We wanted to know whether these two groups of little brown myotis interbreed. By analyzing nuclear DNA markers (repeated sequences called microsatellites), we showed that this was indeed occurring on the Missouri River. The two supposed cryptic species were not only roosting together, they were interbreeding.
How can two groups of interbreeding animals retain such large differences in mitochondrial DNA? Recall that mitochondrial DNA is inherited as a complete unit, rather than being mixed between generations. It is difficult to say with certainty when in the evolutionary past groups of little brown myotis were isolated from each other, but the mitochondrial DNA differences indicate a long-term separation that gave each group time to evolve its own unique set of mtDNA sequences. Now that these animals are able to move freely across the continent and to once again interbreed, their nuclear genes have been – and still are – shuffled with each new generation. But remnants of those long-ago separations are still seen in the mtDNA.
And now to put the whole story together.
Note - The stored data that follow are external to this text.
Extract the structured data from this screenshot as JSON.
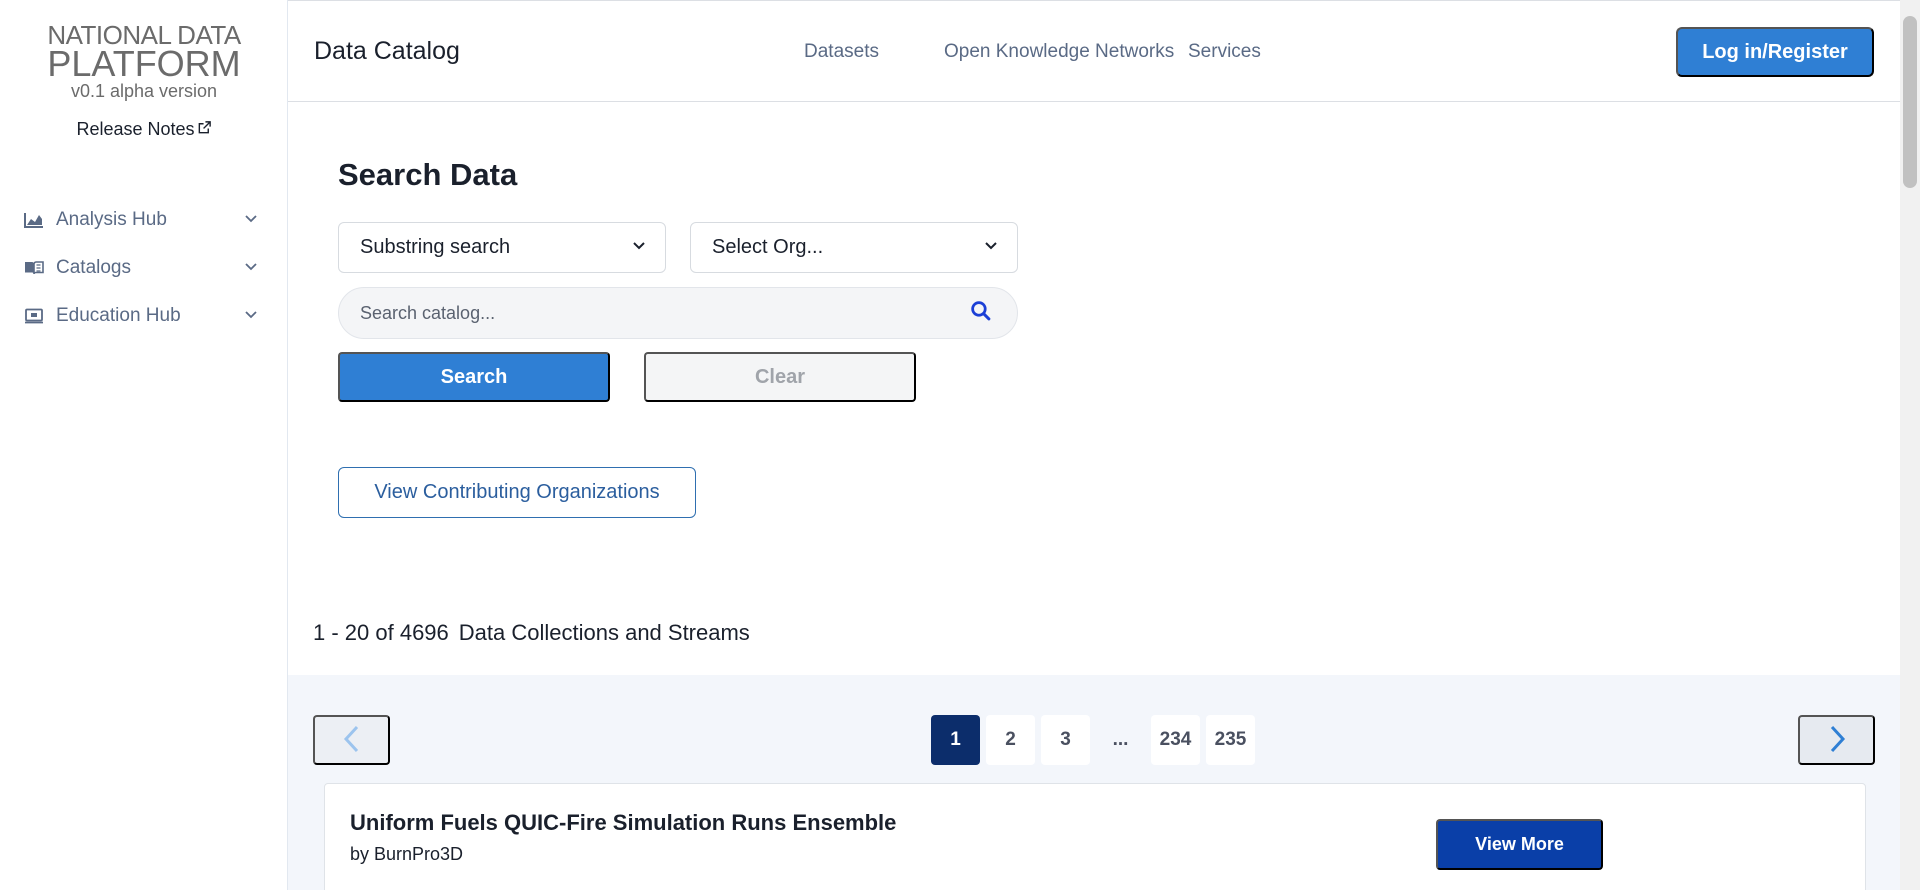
{
  "sidebar": {
    "logo": {
      "line1": "NATIONAL DATA",
      "line2": "PLATFORM",
      "line3": "v0.1 alpha version"
    },
    "release_notes": "Release Notes",
    "items": [
      {
        "label": "Analysis Hub",
        "icon": "chart-area-icon"
      },
      {
        "label": "Catalogs",
        "icon": "book-open-icon"
      },
      {
        "label": "Education Hub",
        "icon": "monitor-icon"
      }
    ]
  },
  "header": {
    "title": "Data Catalog",
    "nav": [
      "Datasets",
      "Open Knowledge Networks",
      "Services"
    ],
    "login_label": "Log in/Register"
  },
  "search": {
    "title": "Search Data",
    "mode_select": "Substring search",
    "org_select": "Select Org...",
    "placeholder": "Search catalog...",
    "search_label": "Search",
    "clear_label": "Clear",
    "contrib_label": "View Contributing Organizations"
  },
  "results": {
    "range": "1 - 20 of 4696",
    "label": "Data Collections and Streams",
    "pages": [
      "1",
      "2",
      "3",
      "...",
      "234",
      "235"
    ],
    "active_page": "1",
    "cards": [
      {
        "title": "Uniform Fuels QUIC-Fire Simulation Runs Ensemble",
        "by": "by BurnPro3D",
        "button": "View More"
      }
    ]
  },
  "colors": {
    "primary": "#2f7fd4",
    "active_page": "#0c2d6b",
    "view_more": "#0a3fa8",
    "nav_text": "#5a6a85"
  }
}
We determined that Myotis lucifugus carissima and M. lucifugus lucifugus are interbreeding in a zone where their ranges overlap. As such, can they be called separate species as Dewey speculated? Not according to the Biological Species Concept. But a newer Genetic Species Concept allows intact (nuclear) gene pools to retain species status despite some interbreeding in overlap zones. Therefore, as long as there is an area where we can find "pure lucifugus" individuals and an area where we can find "pure carissima" bats, then they could be designated as separate species.
There are, however, two complications that keep this from happening. First, there seem to be no morphological features that differentiate these two groups of bats, only differences in their mitochondrial genomes. And the currently recognized taxonomic system does not accommodate a designation based only on mtDNA. Perhaps a new category, such as a "Genetically Identifiable Unit," is in order, but that is beyond the scope of this discussion.
Second, and most importantly, Dewey recently found M. lucifugus lucifugus individuals spread across North America. Originally thought to be largely an eastern subspecies, it is now known that this subspecies is sympatric with most, if not all, of the other little brown subspecies in western North America. As we have shown, sympatry (overlapping ranges) seems to result in interbreeding, so widespread hybridization in the little brown myotis may be occurring. Without intact gene pools to define these supposedly different groups of little browns, it is unlikely that M. lucifugus will be divided into several species. In fact, it is not even clear whether subspecies designations should be retained. Certainly for the case of M. l. carissima and M. l. lucifugus, it seems appropriate that these distinctions be dropped.
The take-home lesson from the little brown myotis: mitochondrial DNA can be misleading. While substantial mtDNA differences between similar or identical-looking individuals might reveal cryptic species, it may instead provide only a glimpse into the evolutionary past of animals that are now one population of interbreeding individuals. While the Barcode of Life project will be able to categorize mitochondrial-genome diversity on Earth, species diversity still requires further investigation.